Habían dado las 19 en aquel viejo reloj de nuestra iglesia (la actual Catedral San José) cuando la ciudad fue sacudida por un ululante ventarrón. Las casas se estremecieron y un angustioso suspenso se apoderó de sus moradores. Ratos después el cielo se abría y el agua se precipitaba en ruidosas cataratas, mientras el Paraná se encrespaba con violencia.
Las luces de Encarnación se apagaron y un grave silencio envolvió a la localidad paraguaya.
Más tarde, un extraño navegante surcaba las aguas del encabritado río en fragilísima canoa: era el padre José Kreuser, párroco de la población vecina, que, acompañado por el mecánico Jorge Memel, traía un fatídico mensaje: la parte baja de Encarnación había sido destruida por el ciclón que, tocando apenas Posadas, había descargado allí su tremenda furia.
Luchando contra las olas, la lluvia, el viento y una cerrada oscuridad, el religioso y su valiente acompañante llegaron -sin otra guía que Dios- a tierra argentina. Poco después se presentaban ante el gobernador, Dr. Héctor Barreyro, con las ropas destrozadas y el pelo revuelto. Eran dos cuasimodos, dos hombres empujados por el dolor de un pueblo sumido en la desgracia, que venían a pedir ayuda.
El gobernante fue destinatario digno de aquel pedido porque el auxilio reclamado se organizó en minutos. Barcos, médicos, alimentos, ropas y nutridos botiquines tomaron el camino de la ciudad hermana a través de la ahora negra y turbulenta cinta fluvial, en esa trágica noche del 20 de setiembre de 1926.

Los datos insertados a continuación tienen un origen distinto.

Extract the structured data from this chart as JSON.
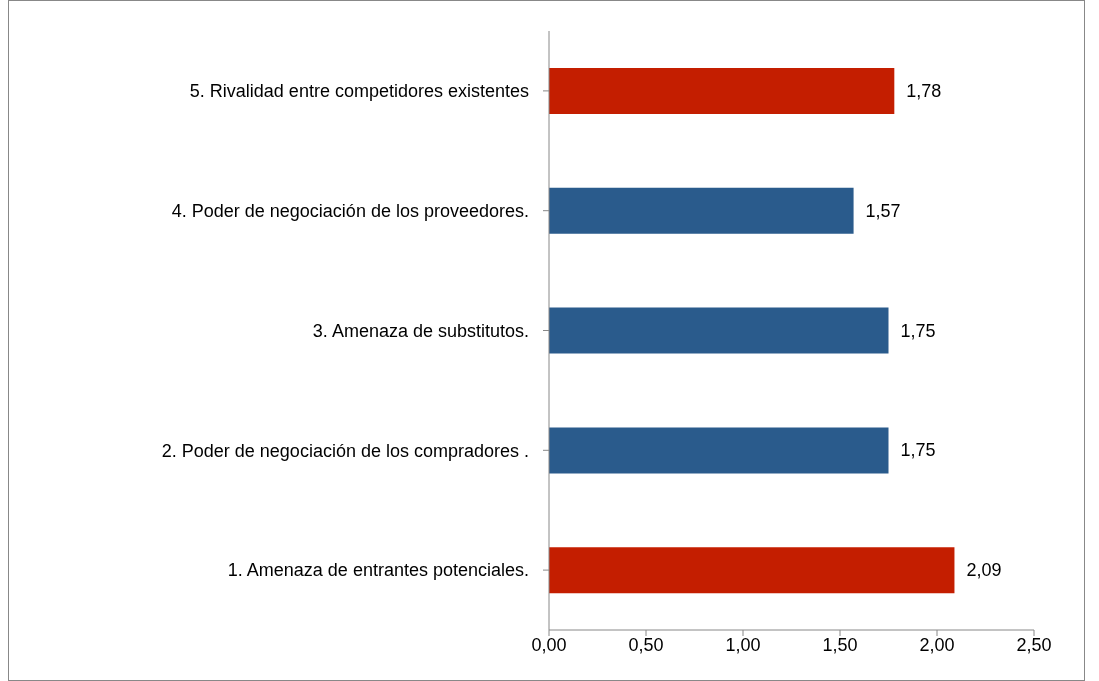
{
  "chart_data": {
    "type": "bar",
    "orientation": "horizontal",
    "categories": [
      "5. Rivalidad entre competidores existentes",
      "4. Poder de negociación de los proveedores.",
      "3. Amenaza de substitutos.",
      "2. Poder de negociación de los compradores .",
      "1. Amenaza de entrantes potenciales."
    ],
    "values": [
      1.78,
      1.57,
      1.75,
      1.75,
      2.09
    ],
    "colors": [
      "#c41e00",
      "#2a5b8c",
      "#2a5b8c",
      "#2a5b8c",
      "#c41e00"
    ],
    "value_labels": [
      "1,78",
      "1,57",
      "1,75",
      "1,75",
      "2,09"
    ],
    "xlim": [
      0,
      2.5
    ],
    "xticks": [
      {
        "value": 0,
        "label": "0,00"
      },
      {
        "value": 0.5,
        "label": "0,50"
      },
      {
        "value": 1,
        "label": "1,00"
      },
      {
        "value": 1.5,
        "label": "1,50"
      },
      {
        "value": 2,
        "label": "2,00"
      },
      {
        "value": 2.5,
        "label": "2,50"
      }
    ],
    "grid": false,
    "legend": false
  }
}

Las tareas de salvamento comenzaron enseguida, entre ayes terroríficos, agua y escombros. A poco llegaban a Posadas los primeros evacuados. El podre Kreuser y el mecánico Memel habían contribuido en una insospechada medida a salvar innúmeras vidas.
Al día siguiente, la catástrofe apareció en toda su magnitud: entre muertos y heridos, las víctimas superaban el millar. La edificación de la zona baja encarnacena estaba en su mayor parte destruida, la parte aledaña había sufrido igualmente grandes perjuicios y, por doquier, se veían chapas enredadas en los cables eléctricos, animales muertos, polvo y dolor.

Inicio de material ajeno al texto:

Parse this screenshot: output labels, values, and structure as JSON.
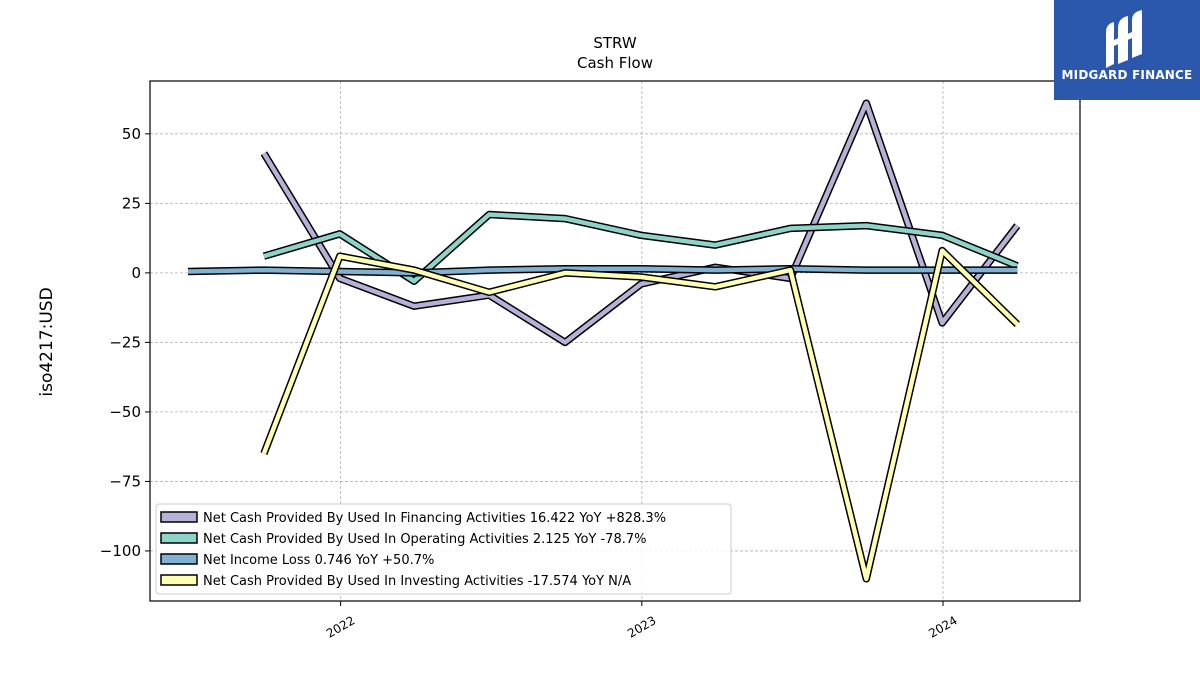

Una sola familia, la de Castelnovo, había perdido trece de sus catorce miembros. Un señor BalIevó, que cerraba la puerta de su domicilio en el momento en que el fenómeno golpeaba con fuerza, fue arrojado a un charco de agua a 50 metros de distancia con la puerta entre sus brazos.
Posadas se irguió entonces para extender su mano generosa. Las familias, las instituciones, los funcionarios, abrieron los brazos y se entregaron a la tarea de ofrecer ayuda. En las sociedades española, italiana, polaca y cosmopolita, en los locales escolares, comisarías y casas privadas, se improvisaron pequeños hospitales.
Nadie se mostraba remiso en la colaboración indispensable, y todos acudían prestos a entregar su óbolo. Los elementos críticos afluían incesantemente a la devastada Encarnación.
Cuando todo pasó, quedó flotando una agradable sensación reparadora: el espíritu fraterno de un pueblo que se había puesto de relieve en favor de otro pueblo en desgracia. Esto lo comprendió así, y pronto el reconocimiento público de los paraguayos se tradujo en homenajes a la “hidalga ciudad de Posadas”, que el bronce y el granito recogieron en firme conjunción para la posteridad.